Review of The Assassin

The Assassin (2015)
7/10
This is a film made by a cinephile for a cinephile
19 September 2015
The Assassin (刺客聂隐娘) won Hou Hsiao-Hsien (henceforth HHH) the Best Director award at this year's Cannes Film Festival. This being a HHH film means that every scene is laden with meaning and metaphors. Sometimes shots will linger far longer than you need them to be and at other times shots will cut away faster than you thought they should. Dialogue is sparse but dense. Gaps are all over the narrative but HHH expects you to use your imagination to fill in the gaps. That means this is a wuxia film that doesn't tell the usual rip-roaring story with heightened music cues dictating how you should think. Hold your horses for Ip Man 3 in December for the usual cookie-cutter plot-lines. The Assassin will need you to put on your thinking cap.

HHH has distilled the lonely life of an assassin with stiletto focus, but without the clarity, in Academy 4:3 aspect ratio except for a few shots. This is a slow-burn of a film that has no regard for pace, but with total cognizance for equilibrium, tempo and rhythm. The shot composition is breathtaking without calling attention to itself. This is a feast for the eyes and succor for the soul. A day has passed since I saw it but some of the exquisite shots continue to linger in my mind, like the shot through flowing silk curtains and crackling candles. One of the final shots of the nun standing on a mountain top overlooking a breathtaking view of the valley completely took my breath away. Yinniang walks towards her and kneels down to pay her final respects, and the clouds at that precise moment envelop everything. HHH must have waited to get that one perfect beguiling long take, which is simply ravishing and resplendent.
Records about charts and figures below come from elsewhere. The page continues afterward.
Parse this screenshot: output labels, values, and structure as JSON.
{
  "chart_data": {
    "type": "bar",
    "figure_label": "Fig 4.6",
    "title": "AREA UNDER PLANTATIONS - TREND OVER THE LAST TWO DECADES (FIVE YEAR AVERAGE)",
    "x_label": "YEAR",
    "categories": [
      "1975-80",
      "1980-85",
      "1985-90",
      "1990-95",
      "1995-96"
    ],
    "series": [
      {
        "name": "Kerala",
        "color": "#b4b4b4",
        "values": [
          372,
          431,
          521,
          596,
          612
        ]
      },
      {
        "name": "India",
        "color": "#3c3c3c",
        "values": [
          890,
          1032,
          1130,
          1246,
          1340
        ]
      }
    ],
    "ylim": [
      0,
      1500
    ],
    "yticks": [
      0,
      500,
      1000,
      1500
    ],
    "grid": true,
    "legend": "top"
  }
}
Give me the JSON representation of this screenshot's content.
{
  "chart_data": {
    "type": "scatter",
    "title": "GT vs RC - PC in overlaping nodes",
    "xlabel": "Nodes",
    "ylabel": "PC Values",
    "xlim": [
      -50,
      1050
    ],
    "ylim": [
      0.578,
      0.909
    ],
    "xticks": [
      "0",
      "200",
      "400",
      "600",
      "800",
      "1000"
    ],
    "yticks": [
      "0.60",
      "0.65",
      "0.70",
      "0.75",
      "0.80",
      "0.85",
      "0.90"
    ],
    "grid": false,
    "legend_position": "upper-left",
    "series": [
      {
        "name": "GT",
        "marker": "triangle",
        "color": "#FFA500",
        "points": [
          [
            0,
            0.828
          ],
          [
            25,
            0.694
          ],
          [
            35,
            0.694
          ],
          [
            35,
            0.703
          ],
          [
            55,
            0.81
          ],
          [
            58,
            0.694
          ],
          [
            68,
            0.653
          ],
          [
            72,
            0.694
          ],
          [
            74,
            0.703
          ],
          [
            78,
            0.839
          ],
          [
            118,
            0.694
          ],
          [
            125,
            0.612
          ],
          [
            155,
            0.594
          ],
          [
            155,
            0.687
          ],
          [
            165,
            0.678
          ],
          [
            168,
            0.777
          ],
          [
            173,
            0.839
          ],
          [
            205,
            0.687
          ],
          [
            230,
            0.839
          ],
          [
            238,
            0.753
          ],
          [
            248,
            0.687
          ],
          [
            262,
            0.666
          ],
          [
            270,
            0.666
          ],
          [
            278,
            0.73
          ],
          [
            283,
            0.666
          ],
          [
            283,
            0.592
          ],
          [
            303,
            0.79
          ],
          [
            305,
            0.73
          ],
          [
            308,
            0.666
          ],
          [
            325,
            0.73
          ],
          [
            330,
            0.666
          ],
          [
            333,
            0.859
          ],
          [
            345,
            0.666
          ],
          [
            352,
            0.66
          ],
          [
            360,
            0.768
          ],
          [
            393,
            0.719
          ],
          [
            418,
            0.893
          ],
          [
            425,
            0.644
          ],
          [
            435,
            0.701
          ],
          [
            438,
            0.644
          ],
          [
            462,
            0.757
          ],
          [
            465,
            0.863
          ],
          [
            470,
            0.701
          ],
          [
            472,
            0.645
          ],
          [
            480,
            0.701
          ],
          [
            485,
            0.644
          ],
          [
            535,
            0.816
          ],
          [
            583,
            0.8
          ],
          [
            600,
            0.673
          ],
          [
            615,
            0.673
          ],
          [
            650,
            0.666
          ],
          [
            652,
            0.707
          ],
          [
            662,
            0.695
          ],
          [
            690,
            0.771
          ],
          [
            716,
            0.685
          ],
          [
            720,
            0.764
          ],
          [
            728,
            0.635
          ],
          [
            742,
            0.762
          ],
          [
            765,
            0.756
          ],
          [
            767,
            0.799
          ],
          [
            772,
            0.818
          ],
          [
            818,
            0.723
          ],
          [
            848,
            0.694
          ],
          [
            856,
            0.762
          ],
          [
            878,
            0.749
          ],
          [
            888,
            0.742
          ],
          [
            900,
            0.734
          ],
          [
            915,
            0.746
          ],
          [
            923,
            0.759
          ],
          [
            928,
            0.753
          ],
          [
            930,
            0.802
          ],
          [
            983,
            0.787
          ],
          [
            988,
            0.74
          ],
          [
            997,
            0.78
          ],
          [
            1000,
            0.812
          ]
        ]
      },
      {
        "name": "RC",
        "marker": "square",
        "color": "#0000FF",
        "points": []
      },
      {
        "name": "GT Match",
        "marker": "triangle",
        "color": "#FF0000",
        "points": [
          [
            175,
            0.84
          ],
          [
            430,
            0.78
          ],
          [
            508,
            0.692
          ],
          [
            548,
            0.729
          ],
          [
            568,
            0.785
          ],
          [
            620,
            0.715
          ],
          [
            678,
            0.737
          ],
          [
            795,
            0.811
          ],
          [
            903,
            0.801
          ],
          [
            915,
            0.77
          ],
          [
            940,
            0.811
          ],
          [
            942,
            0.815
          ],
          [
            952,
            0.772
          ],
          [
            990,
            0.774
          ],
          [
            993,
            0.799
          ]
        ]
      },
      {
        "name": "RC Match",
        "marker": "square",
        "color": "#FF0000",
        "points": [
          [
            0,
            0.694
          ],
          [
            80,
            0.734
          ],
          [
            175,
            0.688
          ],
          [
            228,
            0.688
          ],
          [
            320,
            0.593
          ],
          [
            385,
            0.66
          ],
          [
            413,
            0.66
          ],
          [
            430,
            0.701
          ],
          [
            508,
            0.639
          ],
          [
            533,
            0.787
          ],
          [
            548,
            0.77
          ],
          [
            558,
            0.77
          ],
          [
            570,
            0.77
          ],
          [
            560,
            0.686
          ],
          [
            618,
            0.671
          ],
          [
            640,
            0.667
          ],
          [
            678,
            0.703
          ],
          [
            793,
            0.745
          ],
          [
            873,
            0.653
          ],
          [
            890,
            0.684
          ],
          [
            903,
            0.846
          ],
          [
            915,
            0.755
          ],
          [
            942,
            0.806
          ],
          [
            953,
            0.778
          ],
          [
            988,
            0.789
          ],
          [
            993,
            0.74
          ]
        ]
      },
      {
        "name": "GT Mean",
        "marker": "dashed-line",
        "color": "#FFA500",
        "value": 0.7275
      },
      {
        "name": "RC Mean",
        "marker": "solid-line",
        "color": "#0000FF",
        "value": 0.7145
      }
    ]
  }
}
Narratively and thematically, the film is determinedly inert, but it is never to its detriment. If you have seen HHH's films, you would know there is one way to watch movies and there is the HHH's way of watching one. For anyone not clued in to HHH's films, it would seem that The Assassin is stylistically fastidious, exasperatingly opaque and it could easily put anyone into a slumber, especially when action scenes are few and far in between. HHH's characters glide in and out with a lot of grace and posturing, but never with any falsity. I have to confess that I did find it at times frustrating and nearly nodded off a few times. However I kept my attention as sharp as I could because every shot is just beautiful to ogle at, even if the meaning feels elusive. The fun comes later. Over lunch my wife and I deconstructed the film and filled in the gaps. I cannot tell you how fun an exercise that is, especially when you are with the right partner.

The film excites us with words not spoken and actions not played out in the usual resolution. The Assassin is a game of sustaining every narrative element in the perfect stasis of mood and rhythm, and Hou Hsiao Hsien is the game master.